RESIDENCE TIME EFFECTS ON ARSENATE SURFACE SPECIATION AT THE ALUMINUM OXIDE-WATER INTERFACE

Abstract

Bioavailability of metals/metalloids is often rate limited by contact time (i.e., residence time) in soils and sediments, resulting in irreversible reactions. The fate and transport of the contaminants must be predicted/modeled not only on short-term (<48 h) adsorption/desorption studies but also on long-term (months-years) reactions. However, there is very little information on the long-term effects of metal/metalloid partitioning reactions in soils and soil components. In this study, residence time effects (3 days–1 yr) on As(V) adsorption/desorption reactions and on As(V) surface speciation at the aluminum oxide-water interface were investigated using batch adsorption/desorption experiments coupled with time-resolved Extended X-ray Absorption Fine Structure spectroscopy (EXAFS).

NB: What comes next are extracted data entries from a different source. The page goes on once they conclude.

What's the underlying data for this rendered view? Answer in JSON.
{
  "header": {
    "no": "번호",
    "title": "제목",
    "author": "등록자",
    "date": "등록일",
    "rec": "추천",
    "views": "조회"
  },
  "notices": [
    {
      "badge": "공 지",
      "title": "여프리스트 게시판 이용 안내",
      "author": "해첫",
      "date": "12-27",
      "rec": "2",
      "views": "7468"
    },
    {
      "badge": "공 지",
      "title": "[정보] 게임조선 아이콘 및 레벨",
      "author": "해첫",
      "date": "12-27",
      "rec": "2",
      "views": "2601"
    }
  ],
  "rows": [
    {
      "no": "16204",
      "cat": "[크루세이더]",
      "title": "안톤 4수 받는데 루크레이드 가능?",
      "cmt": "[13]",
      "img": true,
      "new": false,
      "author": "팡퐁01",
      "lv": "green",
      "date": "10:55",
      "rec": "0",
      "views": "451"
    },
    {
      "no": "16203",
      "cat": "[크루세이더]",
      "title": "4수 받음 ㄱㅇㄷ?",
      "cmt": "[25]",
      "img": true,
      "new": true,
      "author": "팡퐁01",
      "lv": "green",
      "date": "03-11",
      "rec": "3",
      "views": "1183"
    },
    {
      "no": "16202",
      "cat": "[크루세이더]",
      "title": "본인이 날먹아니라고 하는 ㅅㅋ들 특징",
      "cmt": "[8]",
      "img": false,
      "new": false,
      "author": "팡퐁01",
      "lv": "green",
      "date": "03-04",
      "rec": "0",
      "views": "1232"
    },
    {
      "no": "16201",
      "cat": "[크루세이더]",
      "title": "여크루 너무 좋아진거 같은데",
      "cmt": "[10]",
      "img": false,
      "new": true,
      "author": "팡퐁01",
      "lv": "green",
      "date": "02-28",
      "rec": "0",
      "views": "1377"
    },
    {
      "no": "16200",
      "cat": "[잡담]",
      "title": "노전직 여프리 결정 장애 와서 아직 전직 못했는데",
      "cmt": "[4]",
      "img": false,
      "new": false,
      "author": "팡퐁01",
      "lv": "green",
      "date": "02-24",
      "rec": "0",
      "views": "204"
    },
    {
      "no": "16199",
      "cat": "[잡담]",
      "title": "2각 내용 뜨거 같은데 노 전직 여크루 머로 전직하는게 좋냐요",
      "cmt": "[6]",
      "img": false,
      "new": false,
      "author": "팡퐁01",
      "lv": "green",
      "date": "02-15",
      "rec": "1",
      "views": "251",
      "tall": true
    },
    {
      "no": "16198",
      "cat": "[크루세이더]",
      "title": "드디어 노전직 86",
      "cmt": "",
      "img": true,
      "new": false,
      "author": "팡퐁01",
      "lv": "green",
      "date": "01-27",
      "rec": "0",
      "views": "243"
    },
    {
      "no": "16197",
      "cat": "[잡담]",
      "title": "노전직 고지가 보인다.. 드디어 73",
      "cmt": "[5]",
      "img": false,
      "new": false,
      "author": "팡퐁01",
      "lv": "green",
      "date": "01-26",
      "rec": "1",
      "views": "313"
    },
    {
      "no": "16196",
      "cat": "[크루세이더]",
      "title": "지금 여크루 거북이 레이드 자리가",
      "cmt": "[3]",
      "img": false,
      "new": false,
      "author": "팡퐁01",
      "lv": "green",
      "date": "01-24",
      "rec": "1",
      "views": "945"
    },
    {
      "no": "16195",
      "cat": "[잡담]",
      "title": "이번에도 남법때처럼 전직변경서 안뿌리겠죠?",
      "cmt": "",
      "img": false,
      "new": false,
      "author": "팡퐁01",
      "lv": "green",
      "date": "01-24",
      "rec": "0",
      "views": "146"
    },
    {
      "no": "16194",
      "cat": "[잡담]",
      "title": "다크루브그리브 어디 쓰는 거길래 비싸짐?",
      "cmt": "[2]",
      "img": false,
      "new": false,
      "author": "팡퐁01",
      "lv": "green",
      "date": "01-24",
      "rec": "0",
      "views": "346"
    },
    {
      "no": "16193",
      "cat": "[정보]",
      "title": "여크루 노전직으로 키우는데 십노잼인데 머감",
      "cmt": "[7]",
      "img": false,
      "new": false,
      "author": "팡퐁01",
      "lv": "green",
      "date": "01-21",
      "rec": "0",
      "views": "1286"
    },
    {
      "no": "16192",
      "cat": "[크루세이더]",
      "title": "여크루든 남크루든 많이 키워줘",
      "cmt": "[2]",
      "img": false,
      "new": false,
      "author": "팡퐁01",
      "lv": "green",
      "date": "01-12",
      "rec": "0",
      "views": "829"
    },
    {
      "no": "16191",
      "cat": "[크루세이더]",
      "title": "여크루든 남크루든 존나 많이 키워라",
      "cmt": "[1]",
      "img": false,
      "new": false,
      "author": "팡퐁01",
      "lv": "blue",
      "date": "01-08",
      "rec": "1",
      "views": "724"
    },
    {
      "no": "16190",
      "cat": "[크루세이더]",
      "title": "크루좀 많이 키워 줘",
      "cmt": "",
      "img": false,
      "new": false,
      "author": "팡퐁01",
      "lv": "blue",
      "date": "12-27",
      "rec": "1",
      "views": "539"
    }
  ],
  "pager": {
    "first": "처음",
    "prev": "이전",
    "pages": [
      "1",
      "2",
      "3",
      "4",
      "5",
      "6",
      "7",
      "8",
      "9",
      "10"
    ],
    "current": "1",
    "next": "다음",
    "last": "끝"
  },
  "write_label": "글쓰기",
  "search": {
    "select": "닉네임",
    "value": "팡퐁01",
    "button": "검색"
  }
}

Biphasic As(V) adsorption kinetics were observed at pH 4.5 and 7.8, and whereas the reaction at pH 4.5 was nearly completed after 3 days, slow adsorption continued at pH 7.8 after 1 year. The longer the residence time (3 days–1 yr), the greater the decrease in As(V) desorption at both pHs, suggesting nonsingular reactions. EXAFS analyses on aged As(V) reacted aluminum oxide at both pHs showed that As-Al interatomic distances were 3.11 − 3.14 Å (±0.13 Å) in all of the aged samples (3 days to 1 yr) at pH 4.5 and 7.8, suggesting that predominantly bidentate binuclear bonding environments were present. As a point of interest, X-ray Absorption Near Edge Structure spectroscopy (XANES) features suggested some changes in the local chemical structure of adsorbed As(V) with aging. The surface transformations such as (i) a rearrangement of surface complexes and/or (ii) a conversion of surface complexes into aluminum arsenate-like precipitates might be important chemical factors responsible for the decrease in As(V) reversibility with aging.